Of the nearly 98,000 affected voters, most of them reside in Maricopa County, which is home to Phoenix, and are longtime state residents who range in age from 45 to 60. About 37% of them are registered Republicans, about 27% are registered Democrats and the rest are independents or affiliated with minor parties.
Arizona is unique among states in that it requires voters to prove their citizenship to participate in local and state races. Voters can demonstrate citizenship by providing a driver’s licence or tribal ID number, or they can attach a copy of a birth certificate, passport or naturalisation documents.
Arizona considers drivers’ licences issued after October 1996 to be valid proof of citizenship. However, a system coding error marked nearly 98,000 voters who obtained licences before 1996– roughly 2.5% of all registered voters – as full-ballot voters, state officials said.
The error between the state’s voter registration database and the Motor Vehicle Division has since been resolved.
That number of votes could tip the scales in hotly contested races for the state Legislature, where Republicans hold a slim majority in both chambers.
Voters are also deciding on the constitutional right to abortion and on a state law that would criminalise non-citizens for entering Arizona through Mexico at any location other than a port of entry.

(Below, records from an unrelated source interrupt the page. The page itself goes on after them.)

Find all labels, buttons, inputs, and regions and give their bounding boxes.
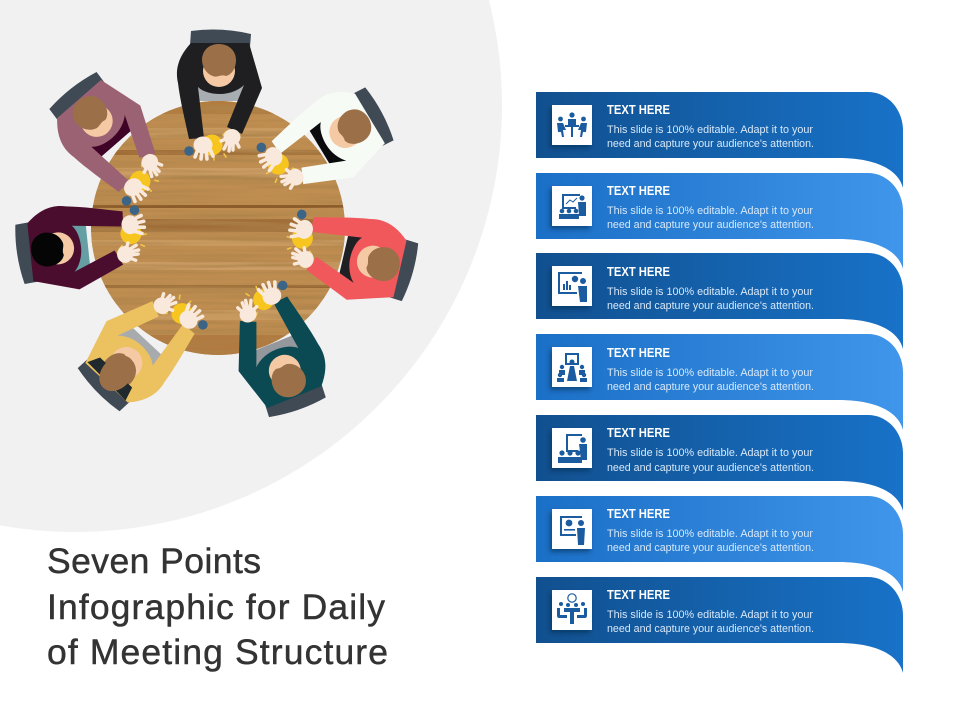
banner 7 — [536, 577, 903, 673]
person: red jacket — [277, 201, 423, 313]
person: mauve jacket — [38, 61, 188, 216]
banner 3: need and capture your audience's attention. — [607, 300, 814, 312]
background circle — [0, 0, 502, 532]
title — [47, 541, 388, 672]
banner 1: This slide is 100% editable. Adapt it to your — [607, 124, 813, 136]
banner 6: need and capture your audience's attention. — [607, 542, 814, 554]
icon: trainer with seated group — [552, 428, 592, 468]
banner 6 — [536, 496, 903, 592]
banner 1: need and capture your audience's attention. — [607, 138, 814, 150]
banner 5: TEXT HERE — [607, 425, 670, 440]
wooden table — [91, 100, 345, 355]
person: black jacket at top — [177, 30, 262, 160]
icon: presenter at chart board — [552, 266, 592, 306]
banner 4: need and capture your audience's attention. — [607, 381, 814, 393]
person: teal jacket — [212, 273, 339, 425]
banner 3 — [536, 253, 903, 349]
icon: presenter with audience — [552, 186, 592, 226]
person: yellow jacket — [67, 269, 218, 422]
person: white jacket — [247, 75, 403, 215]
banner 7: TEXT HERE — [607, 587, 670, 602]
banner 4: TEXT HERE — [607, 345, 670, 360]
icon: boardroom table — [552, 347, 592, 387]
banner 2: This slide is 100% editable. Adapt it to your — [607, 205, 813, 217]
banner 6: TEXT HERE — [607, 506, 670, 521]
banner 5 — [536, 415, 903, 511]
icon: meeting around table — [552, 105, 592, 145]
banner 2: TEXT HERE — [607, 183, 670, 198]
banner 4 — [536, 334, 903, 430]
banner 1 — [536, 92, 903, 188]
banner 1: TEXT HERE — [607, 102, 670, 117]
banner 5: This slide is 100% editable. Adapt it to your — [607, 447, 813, 459]
banner 2: need and capture your audience's attention. — [607, 219, 814, 231]
icon: presenter with pie chart board — [552, 509, 592, 549]
banner 7: need and capture your audience's attention. — [607, 623, 814, 635]
banner 6: This slide is 100% editable. Adapt it to your — [607, 528, 813, 540]
title: of Meeting Structure — [47, 632, 388, 672]
banner 4: This slide is 100% editable. Adapt it to your — [607, 367, 813, 379]
banner 7: This slide is 100% editable. Adapt it to your — [607, 609, 813, 621]
banner 3: This slide is 100% editable. Adapt it to your — [607, 286, 813, 298]
person: maroon jacket — [12, 197, 151, 295]
title: Infographic for Daily — [47, 587, 385, 627]
banner 5: need and capture your audience's attention. — [607, 462, 814, 474]
banner 2 — [536, 173, 903, 269]
title: Seven Points — [47, 541, 261, 581]
icon: meeting with clock — [552, 590, 592, 630]
banner 3: TEXT HERE — [607, 264, 670, 279]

Though Richer and Fontes disagreed over the status of the voters, both celebrated the court’s ruling.
“Thank God,” Richer said on the social platform X. He told the Associated Press on Thursday that maintaining voters’ statuses would be administratively easier.
Fontes called the ruling a “significant victory for those whose fundamental right to vote was under scrutiny”. Election officials will be contacting voters who need to update their proof of citizenship after the election, he said.